Getting error while pretraining with base corpus ( not wiki103 )

faysalhossain2007 · August 15, 2018, 10:27pm

I want to test the performance of the model and using my base corpus as pretrained model. But I dont have the pretrained model that I can use in the finetune process. That’s why want to create a pretrained model using the code.
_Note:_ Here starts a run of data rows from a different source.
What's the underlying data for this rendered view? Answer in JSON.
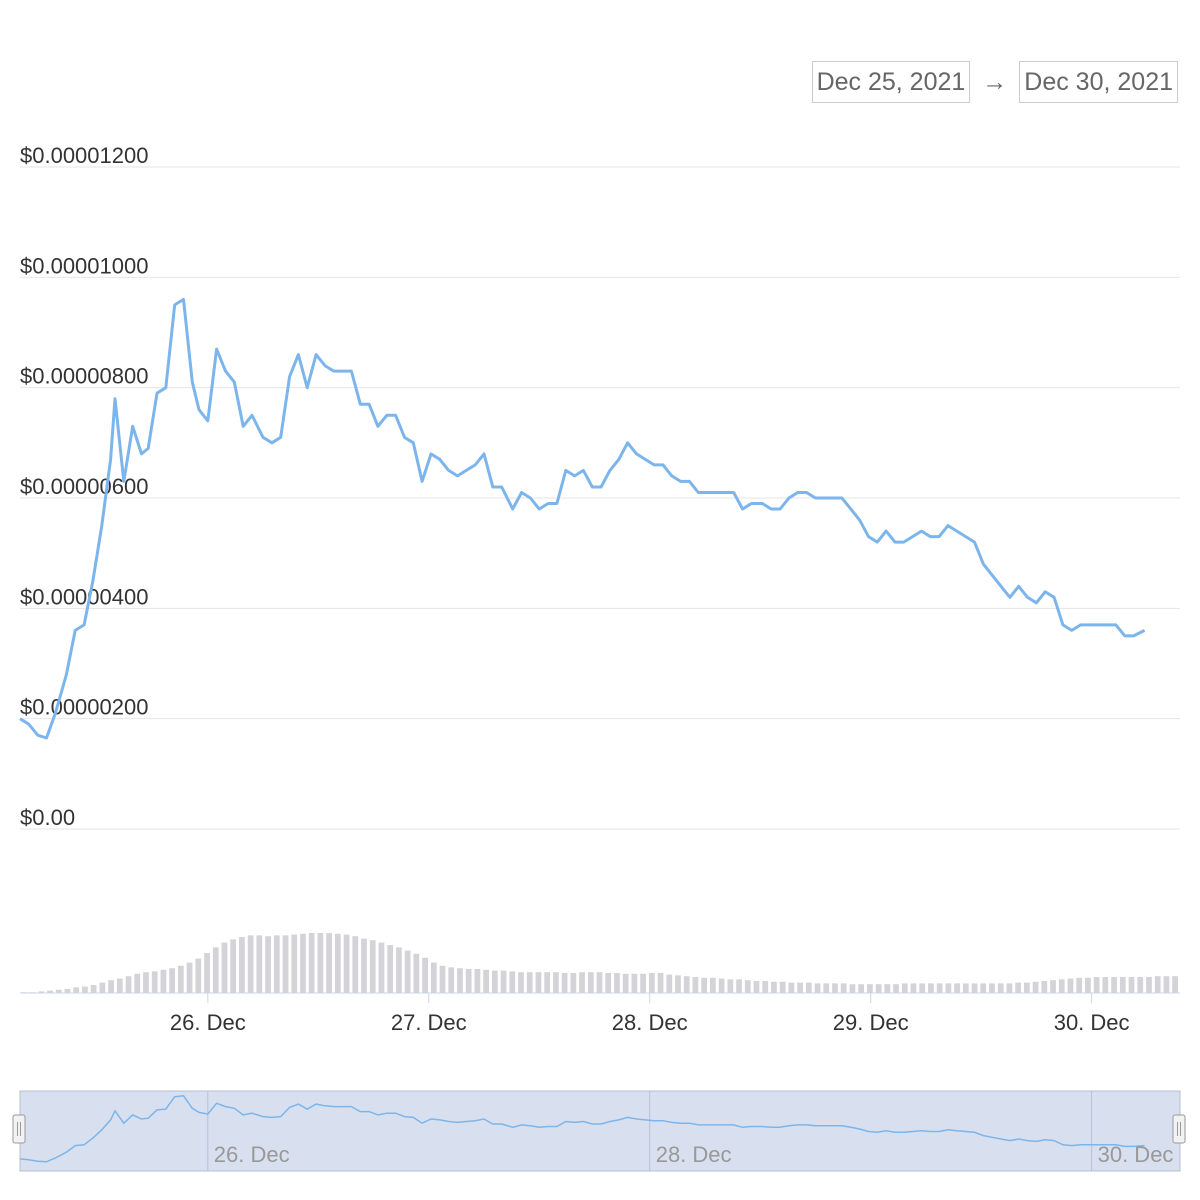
{
  "range_selector": {
    "from": "Dec 25, 2021",
    "arrow": "→",
    "to": "Dec 30, 2021"
  },
  "colors": {
    "line": "#7cb5ec",
    "volume": "#d3d3d8",
    "grid": "#e6e6e6",
    "navigator_fill": "#d8e0f0",
    "navigator_border": "#b6c0d6"
  },
  "chart_data": {
    "type": "line",
    "title": "",
    "xlabel": "",
    "ylabel": "",
    "x_range_days": [
      25.15,
      30.4
    ],
    "ylim": [
      0,
      1.2e-05
    ],
    "y_ticks": [
      {
        "value": 0,
        "label": "$0.00"
      },
      {
        "value": 2e-06,
        "label": "$0.00000200"
      },
      {
        "value": 4e-06,
        "label": "$0.00000400"
      },
      {
        "value": 6e-06,
        "label": "$0.00000600"
      },
      {
        "value": 8e-06,
        "label": "$0.00000800"
      },
      {
        "value": 1e-05,
        "label": "$0.00001000"
      },
      {
        "value": 1.2e-05,
        "label": "$0.00001200"
      }
    ],
    "x_ticks": [
      {
        "value": 26,
        "label": "26. Dec"
      },
      {
        "value": 27,
        "label": "27. Dec"
      },
      {
        "value": 28,
        "label": "28. Dec"
      },
      {
        "value": 29,
        "label": "29. Dec"
      },
      {
        "value": 30,
        "label": "30. Dec"
      }
    ],
    "navigator_ticks": [
      {
        "value": 26,
        "label": "26. Dec"
      },
      {
        "value": 28,
        "label": "28. Dec"
      },
      {
        "value": 30,
        "label": "30. Dec"
      }
    ],
    "series": [
      {
        "price": [
          [
            25.15,
            2e-06
          ],
          [
            25.19,
            1.9e-06
          ],
          [
            25.23,
            1.7e-06
          ],
          [
            25.27,
            1.65e-06
          ],
          [
            25.31,
            2.1e-06
          ],
          [
            25.36,
            2.8e-06
          ],
          [
            25.4,
            3.6e-06
          ],
          [
            25.44,
            3.7e-06
          ],
          [
            25.48,
            4.5e-06
          ],
          [
            25.52,
            5.5e-06
          ],
          [
            25.56,
            6.7e-06
          ],
          [
            25.58,
            7.8e-06
          ],
          [
            25.62,
            6.3e-06
          ],
          [
            25.66,
            7.3e-06
          ],
          [
            25.7,
            6.8e-06
          ],
          [
            25.73,
            6.9e-06
          ],
          [
            25.77,
            7.9e-06
          ],
          [
            25.81,
            8e-06
          ],
          [
            25.85,
            9.5e-06
          ],
          [
            25.89,
            9.6e-06
          ],
          [
            25.93,
            8.1e-06
          ],
          [
            25.96,
            7.6e-06
          ],
          [
            26.0,
            7.4e-06
          ],
          [
            26.04,
            8.7e-06
          ],
          [
            26.08,
            8.3e-06
          ],
          [
            26.12,
            8.1e-06
          ],
          [
            26.16,
            7.3e-06
          ],
          [
            26.2,
            7.5e-06
          ],
          [
            26.25,
            7.1e-06
          ],
          [
            26.29,
            7e-06
          ],
          [
            26.33,
            7.1e-06
          ],
          [
            26.37,
            8.2e-06
          ],
          [
            26.41,
            8.6e-06
          ],
          [
            26.45,
            8e-06
          ],
          [
            26.49,
            8.6e-06
          ],
          [
            26.53,
            8.4e-06
          ],
          [
            26.57,
            8.3e-06
          ],
          [
            26.61,
            8.3e-06
          ],
          [
            26.65,
            8.3e-06
          ],
          [
            26.69,
            7.7e-06
          ],
          [
            26.73,
            7.7e-06
          ],
          [
            26.77,
            7.3e-06
          ],
          [
            26.81,
            7.5e-06
          ],
          [
            26.85,
            7.5e-06
          ],
          [
            26.89,
            7.1e-06
          ],
          [
            26.93,
            7e-06
          ],
          [
            26.97,
            6.3e-06
          ],
          [
            27.01,
            6.8e-06
          ],
          [
            27.05,
            6.7e-06
          ],
          [
            27.09,
            6.5e-06
          ],
          [
            27.13,
            6.4e-06
          ],
          [
            27.17,
            6.5e-06
          ],
          [
            27.21,
            6.6e-06
          ],
          [
            27.25,
            6.8e-06
          ],
          [
            27.29,
            6.2e-06
          ],
          [
            27.33,
            6.2e-06
          ],
          [
            27.38,
            5.8e-06
          ],
          [
            27.42,
            6.1e-06
          ],
          [
            27.46,
            6e-06
          ],
          [
            27.5,
            5.8e-06
          ],
          [
            27.54,
            5.9e-06
          ],
          [
            27.58,
            5.9e-06
          ],
          [
            27.62,
            6.5e-06
          ],
          [
            27.66,
            6.4e-06
          ],
          [
            27.7,
            6.5e-06
          ],
          [
            27.74,
            6.2e-06
          ],
          [
            27.78,
            6.2e-06
          ],
          [
            27.82,
            6.5e-06
          ],
          [
            27.86,
            6.7e-06
          ],
          [
            27.9,
            7e-06
          ],
          [
            27.94,
            6.8e-06
          ],
          [
            27.98,
            6.7e-06
          ],
          [
            28.02,
            6.6e-06
          ],
          [
            28.06,
            6.6e-06
          ],
          [
            28.1,
            6.4e-06
          ],
          [
            28.14,
            6.3e-06
          ],
          [
            28.18,
            6.3e-06
          ],
          [
            28.22,
            6.1e-06
          ],
          [
            28.26,
            6.1e-06
          ],
          [
            28.3,
            6.1e-06
          ],
          [
            28.34,
            6.1e-06
          ],
          [
            28.38,
            6.1e-06
          ],
          [
            28.42,
            5.8e-06
          ],
          [
            28.46,
            5.9e-06
          ],
          [
            28.51,
            5.9e-06
          ],
          [
            28.55,
            5.8e-06
          ],
          [
            28.59,
            5.8e-06
          ],
          [
            28.63,
            6e-06
          ],
          [
            28.67,
            6.1e-06
          ],
          [
            28.71,
            6.1e-06
          ],
          [
            28.75,
            6e-06
          ],
          [
            28.79,
            6e-06
          ],
          [
            28.83,
            6e-06
          ],
          [
            28.87,
            6e-06
          ],
          [
            28.91,
            5.8e-06
          ],
          [
            28.95,
            5.6e-06
          ],
          [
            28.99,
            5.3e-06
          ],
          [
            29.03,
            5.2e-06
          ],
          [
            29.07,
            5.4e-06
          ],
          [
            29.11,
            5.2e-06
          ],
          [
            29.15,
            5.2e-06
          ],
          [
            29.19,
            5.3e-06
          ],
          [
            29.23,
            5.4e-06
          ],
          [
            29.27,
            5.3e-06
          ],
          [
            29.31,
            5.3e-06
          ],
          [
            29.35,
            5.5e-06
          ],
          [
            29.39,
            5.4e-06
          ],
          [
            29.43,
            5.3e-06
          ],
          [
            29.47,
            5.2e-06
          ],
          [
            29.51,
            4.8e-06
          ],
          [
            29.55,
            4.6e-06
          ],
          [
            29.59,
            4.4e-06
          ],
          [
            29.63,
            4.2e-06
          ],
          [
            29.67,
            4.4e-06
          ],
          [
            29.71,
            4.2e-06
          ],
          [
            29.75,
            4.1e-06
          ],
          [
            29.79,
            4.3e-06
          ],
          [
            29.83,
            4.2e-06
          ],
          [
            29.87,
            3.7e-06
          ],
          [
            29.91,
            3.6e-06
          ],
          [
            29.95,
            3.7e-06
          ],
          [
            29.99,
            3.7e-06
          ],
          [
            30.03,
            3.7e-06
          ],
          [
            30.07,
            3.7e-06
          ],
          [
            30.11,
            3.7e-06
          ],
          [
            30.15,
            3.5e-06
          ],
          [
            30.19,
            3.5e-06
          ],
          [
            30.24,
            3.6e-06
          ]
        ],
        "volume_relative": [
          0.01,
          0.01,
          0.02,
          0.03,
          0.04,
          0.05,
          0.07,
          0.08,
          0.1,
          0.13,
          0.16,
          0.18,
          0.21,
          0.24,
          0.26,
          0.27,
          0.29,
          0.31,
          0.34,
          0.38,
          0.43,
          0.5,
          0.57,
          0.63,
          0.67,
          0.7,
          0.72,
          0.72,
          0.71,
          0.72,
          0.72,
          0.73,
          0.74,
          0.75,
          0.75,
          0.75,
          0.74,
          0.73,
          0.71,
          0.68,
          0.66,
          0.63,
          0.6,
          0.57,
          0.53,
          0.49,
          0.44,
          0.38,
          0.34,
          0.32,
          0.31,
          0.3,
          0.3,
          0.29,
          0.28,
          0.28,
          0.27,
          0.26,
          0.26,
          0.26,
          0.26,
          0.26,
          0.25,
          0.25,
          0.26,
          0.26,
          0.26,
          0.25,
          0.25,
          0.24,
          0.24,
          0.24,
          0.25,
          0.25,
          0.23,
          0.22,
          0.21,
          0.2,
          0.19,
          0.19,
          0.18,
          0.17,
          0.17,
          0.16,
          0.15,
          0.15,
          0.14,
          0.14,
          0.13,
          0.13,
          0.13,
          0.12,
          0.12,
          0.12,
          0.12,
          0.11,
          0.11,
          0.11,
          0.11,
          0.11,
          0.11,
          0.12,
          0.12,
          0.12,
          0.12,
          0.12,
          0.12,
          0.12,
          0.12,
          0.12,
          0.12,
          0.12,
          0.12,
          0.12,
          0.13,
          0.13,
          0.14,
          0.15,
          0.16,
          0.17,
          0.18,
          0.19,
          0.19,
          0.2,
          0.2,
          0.2,
          0.2,
          0.2,
          0.2,
          0.2,
          0.21,
          0.21,
          0.21
        ]
      }
    ]
  }
}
But getting the following error:

Traceback (most recent call last):                                                                                                       | 0/68 [00:00<?, ?it/s]
  File "pretrain_lm.py", line 53, in <module>
    if __name__ == '__main__': fire.Fire(train_lm)
  File "/zf18/fs5ve/.conda/envs/fastai/lib/python3.6/site-packages/fire/core.py", line 127, in Fire
    component_trace = _Fire(component, args, context, name)
  File "/zf18/fs5ve/.conda/envs/fastai/lib/python3.6/site-packages/fire/core.py", line 366, in _Fire
    component, remaining_args)
  File "/zf18/fs5ve/.conda/envs/fastai/lib/python3.6/site-packages/fire/core.py", line 542, in _CallCallable
    result = fn(*varargs, **kwargs)
  File "pretrain_lm.py", line 49, in train_lm
    learner.fit(lrs, 1, wds=wd, use_clr=(32,10), cycle_len=cl)
  File "/zf18/fs5ve/.conda/envs/fastai/lib/python3.6/site-packages/fastai/learner.py", line 287, in fit
    return self.fit_gen(self.model, self.data, layer_opt, n_cycle, **kwargs)
  File "/zf18/fs5ve/.conda/envs/fastai/lib/python3.6/site-packages/fastai/learner.py", line 234, in fit_gen
    swa_eval_freq=swa_eval_freq, **kwargs)
  File "/zf18/fs5ve/.conda/envs/fastai/lib/python3.6/site-packages/fastai/model.py", line 129, in fit
    loss = model_stepper.step(V(x),V(y), epoch)
  File "/zf18/fs5ve/.conda/envs/fastai/lib/python3.6/site-packages/fastai/model.py", line 52, in step
    loss = raw_loss = self.crit(output, y)
  File "/zf18/fs5ve/.conda/envs/fastai/lib/python3.6/site-packages/torch/nn/modules/module.py", line 357, in __call__
    result = self.forward(*input, **kwargs)
  File "/localtmp/fs5ve/fastai/courses/dl2/imdb_scripts/sampled_sm.py", line 81, in forward
    if self.sampled: return self.sampled_softmax(input, target)
  File "/localtmp/fs5ve/fastai/courses/dl2/imdb_scripts/sampled_sm.py", line 69, in sampled_softmax
    idxs = V(self.get_rand_idxs())
  File "/localtmp/fs5ve/fastai/courses/dl2/imdb_scripts/sampled_sm.py", line 66, in get_rand_idxs
    def get_rand_idxs(self): return pt_sample(self.prs, self.n_neg)
  File "/localtmp/fs5ve/fastai/courses/dl2/imdb_scripts/sampled_sm.py", line 54, in pt_sample
    return torch.topk(w, ns, largest=False)[1]
RuntimeError: invalid argument 5: k not in range for dimension at /opt/conda/conda-bld/pytorch_1518244421288/work/torch/lib/THC/generic/THCTensorTopK.cu:21

jairus · September 11, 2018, 2:46am

I’m having this same issue! Could somebody step in and help us out?

jairus · September 11, 2018, 3:38am

I found that by increasing my corpus size or by editing sampled_sm.py line 52 by replacing “ns” with a smaller number(10) it started to work. However, I would definitely recommend the corpus size. I believe this has something to do with beam sizes.